When analyzed by phase, overall participation of elderly patients in phase III trials did not change significantly for any of the four cancer types, while a nonsignificant trend toward increased enrollment of elderly patients in phase I and phase II trials was observed following the Medicare policy change (40.9 percent to 49.3 percent).
As in the study on state mandates (Study 1), the researchers theorized that the Medicare policy change might have affected participation in early phase trials more greatly because these studies tend to be more experimental in nature and therefore less likely to have been covered previously.
Limitations
The selection of which cancer clinical trials to examine in these studies is an important limitation to consider. The studies looked exclusively at enrollment into NCI-sponsored cooperative group trials conducted for the four selected cancer types.

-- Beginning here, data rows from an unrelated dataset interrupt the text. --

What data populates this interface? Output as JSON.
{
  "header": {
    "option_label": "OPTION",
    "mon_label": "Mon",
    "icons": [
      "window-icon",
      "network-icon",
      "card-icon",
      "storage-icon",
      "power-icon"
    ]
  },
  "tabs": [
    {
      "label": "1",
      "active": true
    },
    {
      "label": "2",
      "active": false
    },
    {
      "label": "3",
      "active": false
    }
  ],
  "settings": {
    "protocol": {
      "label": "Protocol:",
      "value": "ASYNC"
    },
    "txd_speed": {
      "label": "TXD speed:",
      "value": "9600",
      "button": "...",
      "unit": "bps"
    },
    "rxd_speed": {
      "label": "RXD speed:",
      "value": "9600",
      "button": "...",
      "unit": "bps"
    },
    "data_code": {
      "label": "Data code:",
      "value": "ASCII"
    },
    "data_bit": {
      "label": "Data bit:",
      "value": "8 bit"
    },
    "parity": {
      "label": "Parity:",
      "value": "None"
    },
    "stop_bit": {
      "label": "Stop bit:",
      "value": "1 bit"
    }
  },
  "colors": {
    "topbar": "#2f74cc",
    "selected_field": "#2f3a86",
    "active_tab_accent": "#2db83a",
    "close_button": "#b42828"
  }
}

The researchers note that state mandates and Medicare reimbursement may affect enrollment into trials for other types of cancer differently. Additionally “we don’t know if these results reflect trends in enrollment into trials conducted by the NCI-designated cancer centers or by industry,” said Ted Trimble, M.D., of the National Cancer Institute’s Cancer Therapy Evaluation Program.
Researchers with the two studies also noted that the follow-up time in these studies was short, and that a longer interval may need to be examined before the effects of mandates and Medicare reimbursement on clinical trial enrollment become apparent.
Comments
Taken together, these studies indicate that insurance coverage barriers are only one factor that limits enrollment in clinical trials. Removing those barriers will not, by itself, improve participation in cancer clinical trials.
“State mandates and Medicare reimbursement do not appear to be meaningful drivers of patient accrual,” said lead researcher Cary P. Gross, M.D., of Yale University School of Medicine.. “Assurance that payers such as third-party insurers and Medicare will cover routine care costs associated with clinical trials is an essential element in improving enrollment rates, but that assurance alone is not a sufficient mechanism for increasing enrollment.”
“There are numerous barriers to clinical trial enrollment,” said Trimble. “In retrospect, the lack of coverage by Medicare and other third-party payers wasn’t as big of a barrier as we thought.”
Although the results of these studies are mixed, they do provide important pieces to the puzzle of improving clinical trials enrollment. “The apparent increase in access to early phase studies observed in the JNCI study does show that state legislation can help, just not as much as we had hoped,” said Trimble.